The Town and Country Planning Act 1990, ‘building operations’ and the ‘four year rule’.

The High Court handed down judgement in the case of Fidler v Secretary of State for Communities and Local Government and Another [2010] EWHC 143 (Admin) on the 3rd February 2010. The case concerned an appeal brought under the Town and Country Planning Act 1990 c. 8 (‘the Act’), against a decision of a planning inspector, dismissing an appeal against an enforcement notice issued by the second defendant, the Local Planning Authority for Reigate and Banstead Borough Council.

The appellants had erected, without planning permission, a dwelling house contrary to section 57 of the Act, concealed by a shield of straw bales and tarpaulin with the intention of circumventing planning controls. The appellants sought to appeal the enforcement notice requiring the demolition of the building, under section 174(2)(d) of the Act, on the ground that at the time it was issued, no action could be taken in respect of the breach “after the end of the period of four years, beginning with the date on which the operations were substantially completed” (see section 171B of the Act). The appellants contended that the building was substantially completed in June 2002, with the enforcement notice being issued outside the four year time limit in February 2007.

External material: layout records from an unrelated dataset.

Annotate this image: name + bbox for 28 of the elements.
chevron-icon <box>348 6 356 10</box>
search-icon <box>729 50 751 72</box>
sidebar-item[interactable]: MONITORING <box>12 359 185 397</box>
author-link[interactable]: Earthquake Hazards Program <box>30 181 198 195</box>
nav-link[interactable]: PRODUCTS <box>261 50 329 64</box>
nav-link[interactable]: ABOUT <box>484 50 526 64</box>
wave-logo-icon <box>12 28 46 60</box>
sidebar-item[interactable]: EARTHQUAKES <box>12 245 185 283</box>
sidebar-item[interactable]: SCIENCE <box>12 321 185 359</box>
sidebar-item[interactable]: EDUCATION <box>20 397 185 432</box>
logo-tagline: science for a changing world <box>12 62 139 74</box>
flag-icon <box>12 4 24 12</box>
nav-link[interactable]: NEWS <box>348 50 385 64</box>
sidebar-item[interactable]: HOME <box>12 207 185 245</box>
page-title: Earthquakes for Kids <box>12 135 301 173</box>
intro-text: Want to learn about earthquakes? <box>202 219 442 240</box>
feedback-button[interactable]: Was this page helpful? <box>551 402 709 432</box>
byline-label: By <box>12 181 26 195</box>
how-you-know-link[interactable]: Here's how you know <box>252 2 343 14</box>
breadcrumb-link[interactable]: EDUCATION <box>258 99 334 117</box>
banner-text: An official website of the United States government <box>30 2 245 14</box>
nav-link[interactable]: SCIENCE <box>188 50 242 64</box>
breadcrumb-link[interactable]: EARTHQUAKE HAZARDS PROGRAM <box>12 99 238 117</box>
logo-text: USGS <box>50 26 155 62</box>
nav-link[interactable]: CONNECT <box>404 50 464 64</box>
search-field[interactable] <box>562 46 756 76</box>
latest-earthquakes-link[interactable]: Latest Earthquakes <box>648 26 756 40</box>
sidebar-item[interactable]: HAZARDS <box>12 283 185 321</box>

The question for the court was whether the erection and removal of the bales in July 2006 formed part of the building operations. In which case the four year time limit would only have begun to run upon their removal, and the enforcement notice would have been validly issued well within the four year period.

Although conceding that the erection and removal of the straw bales were not part of the building operations in isolation, the court held, dismissing that for the purposes of determining the starting point of the four year period, it was necessary to take a holistic approach to the development (see Sage v Secretary of State for the Environment, Transport and the Regions and Another [2003] 1 WLR 983).

With regard to the totality of the building operations which were originally contemplated by the appellants the development was to be treated as uncompleted until the straw bales were removed. The situation prior to the removal of the bales fell short of what the appellants had intended; as the bales formed part of the totality of the building operations it was necessary that they be removed before substantial completion was reached and the time limit began to run. Subsequently the court emphasised that the definition of ‘building operations’ in the wider context of the Act was not exhaustive and that there was nothing to justify the view that “includes” in section 55(1) has the meaning “means and includes”.